Her shoulder hummed with the taps of a thousand needle punctures. Her head ached. Unshed tears crowded her throat. She held it all in.

Erez had followed her car to the boutique hotel, and they’d gone up to the honeymoon suite. They didn’t open the bottle of wine the hotel left them, or went out to the balcony to gaze at the Judea mountains, nor had they used the vast bed.

He fired up his laptop, and they sat together on the plush sofa to examine the rest of the emails he’d received over the past several days. His jaw was set and his face impassive, as if he threw a blanket to muffle his reactions.

Out of the eighty emails, there were nine clients who said they were no longer clients. Nurit’s excels showed all nine as paying clients. She supposed that these had only arrived now because the companies that left Kisharti were the slowest to respond.

“This isn’t good. I’m convinced your friend Nurit is running a subscription fraud,” Erez’s words were clipped, precise, an accountant giving his verdict. “She keeps clients on the books after they leave, forges their payments, and thus inflates your revenue line. She makes it look as if you have a great churn rate. All so you’ll get your investment.”

“I know it looks bad, but it’s only nine emails out of 1,500–it’s still not very conclusive. Less than 1%. It’s in the purview of a margin of error.”

“We only sent emails to a portion of your clients. I’m pretty sure that if we send emails to all of them, we’ll find more discrepancies and percentages will be higher. This is exactly the reason the investors hired me–to check out for this kind of scam.”

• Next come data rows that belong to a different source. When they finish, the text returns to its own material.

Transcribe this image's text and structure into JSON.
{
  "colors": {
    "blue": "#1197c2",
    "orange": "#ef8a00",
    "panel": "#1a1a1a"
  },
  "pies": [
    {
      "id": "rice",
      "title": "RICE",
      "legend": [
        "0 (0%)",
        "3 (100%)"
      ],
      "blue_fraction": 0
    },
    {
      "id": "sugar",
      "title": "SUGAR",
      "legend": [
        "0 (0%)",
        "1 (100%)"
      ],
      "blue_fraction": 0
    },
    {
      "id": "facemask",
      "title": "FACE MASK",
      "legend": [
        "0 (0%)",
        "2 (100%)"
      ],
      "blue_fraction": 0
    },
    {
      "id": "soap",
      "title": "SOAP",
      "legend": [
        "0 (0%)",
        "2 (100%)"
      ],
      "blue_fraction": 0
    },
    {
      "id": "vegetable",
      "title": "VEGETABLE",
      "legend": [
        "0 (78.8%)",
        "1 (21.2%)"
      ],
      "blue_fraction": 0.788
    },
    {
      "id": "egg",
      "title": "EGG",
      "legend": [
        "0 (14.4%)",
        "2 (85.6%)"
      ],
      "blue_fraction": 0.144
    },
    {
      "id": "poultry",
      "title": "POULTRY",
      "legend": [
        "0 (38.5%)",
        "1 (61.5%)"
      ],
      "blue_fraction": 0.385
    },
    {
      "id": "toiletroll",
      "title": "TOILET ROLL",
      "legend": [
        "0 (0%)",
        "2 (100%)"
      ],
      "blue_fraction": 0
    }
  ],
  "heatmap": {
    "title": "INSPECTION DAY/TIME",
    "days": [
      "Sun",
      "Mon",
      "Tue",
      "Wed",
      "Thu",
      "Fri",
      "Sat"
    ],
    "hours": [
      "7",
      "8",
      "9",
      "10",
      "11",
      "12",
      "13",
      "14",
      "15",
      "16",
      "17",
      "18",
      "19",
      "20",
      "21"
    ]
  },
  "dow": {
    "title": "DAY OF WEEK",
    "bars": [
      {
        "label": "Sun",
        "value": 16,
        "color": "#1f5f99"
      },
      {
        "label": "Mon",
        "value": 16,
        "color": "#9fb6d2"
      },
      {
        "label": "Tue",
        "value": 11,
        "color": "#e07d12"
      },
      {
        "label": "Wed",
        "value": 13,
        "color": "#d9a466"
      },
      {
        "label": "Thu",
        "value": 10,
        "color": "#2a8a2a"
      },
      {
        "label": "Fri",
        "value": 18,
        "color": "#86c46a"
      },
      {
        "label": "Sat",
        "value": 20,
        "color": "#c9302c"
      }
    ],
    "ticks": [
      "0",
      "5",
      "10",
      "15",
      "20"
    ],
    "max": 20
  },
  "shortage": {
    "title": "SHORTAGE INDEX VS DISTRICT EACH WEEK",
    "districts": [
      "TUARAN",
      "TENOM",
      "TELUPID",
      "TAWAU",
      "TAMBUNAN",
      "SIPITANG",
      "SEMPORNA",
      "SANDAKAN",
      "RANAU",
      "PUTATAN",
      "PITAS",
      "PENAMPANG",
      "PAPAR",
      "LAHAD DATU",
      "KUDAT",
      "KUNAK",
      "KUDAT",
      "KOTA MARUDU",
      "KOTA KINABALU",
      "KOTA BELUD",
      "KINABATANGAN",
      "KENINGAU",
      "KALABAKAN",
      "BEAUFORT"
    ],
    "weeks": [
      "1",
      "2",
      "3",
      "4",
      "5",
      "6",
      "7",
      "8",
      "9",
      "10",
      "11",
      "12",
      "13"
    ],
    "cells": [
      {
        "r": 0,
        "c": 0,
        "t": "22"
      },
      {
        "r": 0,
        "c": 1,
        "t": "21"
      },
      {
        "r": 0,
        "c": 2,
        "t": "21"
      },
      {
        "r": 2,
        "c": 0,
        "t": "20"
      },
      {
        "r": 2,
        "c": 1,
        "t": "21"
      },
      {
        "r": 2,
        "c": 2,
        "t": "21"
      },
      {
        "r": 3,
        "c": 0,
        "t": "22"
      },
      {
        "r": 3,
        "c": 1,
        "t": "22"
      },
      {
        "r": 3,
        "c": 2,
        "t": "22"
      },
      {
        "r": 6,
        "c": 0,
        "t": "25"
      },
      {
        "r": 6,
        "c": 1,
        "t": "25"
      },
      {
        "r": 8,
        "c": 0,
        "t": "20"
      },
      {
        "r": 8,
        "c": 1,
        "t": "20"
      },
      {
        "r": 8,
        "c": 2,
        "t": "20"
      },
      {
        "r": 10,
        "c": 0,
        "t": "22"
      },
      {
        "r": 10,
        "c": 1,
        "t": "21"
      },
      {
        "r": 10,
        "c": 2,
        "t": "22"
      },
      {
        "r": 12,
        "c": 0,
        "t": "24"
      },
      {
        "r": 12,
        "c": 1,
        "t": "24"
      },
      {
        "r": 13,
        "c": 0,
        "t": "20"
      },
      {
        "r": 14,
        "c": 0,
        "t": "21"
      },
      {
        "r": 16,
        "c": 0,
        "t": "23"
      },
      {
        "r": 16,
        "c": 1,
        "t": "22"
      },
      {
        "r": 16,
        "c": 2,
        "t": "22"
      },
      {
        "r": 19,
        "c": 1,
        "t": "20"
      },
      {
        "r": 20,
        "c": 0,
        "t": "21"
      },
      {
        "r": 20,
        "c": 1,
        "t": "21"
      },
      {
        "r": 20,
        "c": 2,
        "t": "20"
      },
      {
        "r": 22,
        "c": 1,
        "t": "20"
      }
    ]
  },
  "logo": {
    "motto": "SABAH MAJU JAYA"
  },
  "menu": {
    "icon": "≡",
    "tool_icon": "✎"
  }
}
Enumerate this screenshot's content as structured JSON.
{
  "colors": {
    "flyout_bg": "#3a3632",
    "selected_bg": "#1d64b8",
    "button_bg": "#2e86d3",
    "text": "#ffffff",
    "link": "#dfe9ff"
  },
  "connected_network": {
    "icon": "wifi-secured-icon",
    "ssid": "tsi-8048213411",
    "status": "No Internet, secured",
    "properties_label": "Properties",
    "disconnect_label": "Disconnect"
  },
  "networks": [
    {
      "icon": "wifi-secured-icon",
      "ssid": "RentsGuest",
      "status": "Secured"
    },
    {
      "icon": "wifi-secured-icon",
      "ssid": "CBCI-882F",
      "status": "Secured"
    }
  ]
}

She couldn’t argue with his logic. But she could appeal to his heart. Nurit deserved a chance to explain, and perhaps even somehow to fix it. This kind of public scandal would ruin her friend’s life. She tentatively placed her hand on his arm, and he shifted his gaze towards her, his eyes devoid of any expression.

“Give me a chance to talk to Nurit first.” She ignored the heaviness in her heart, the wail that was building inside, blinking away the unwanted moistness. She was in control when she met the cool green stare. “Erez, please. If you formally condemn her as our reviewer, it will be blown out of proportion. It will ruin her life.”

“You agreed to help me, but you shy away from the truth,” he threw at her.

“I don’t. I swear I won’t try to sweep this under the rug.”

Erez rose from his seat and stretched, rolling back his vast shoulders. They had been at it for three hours.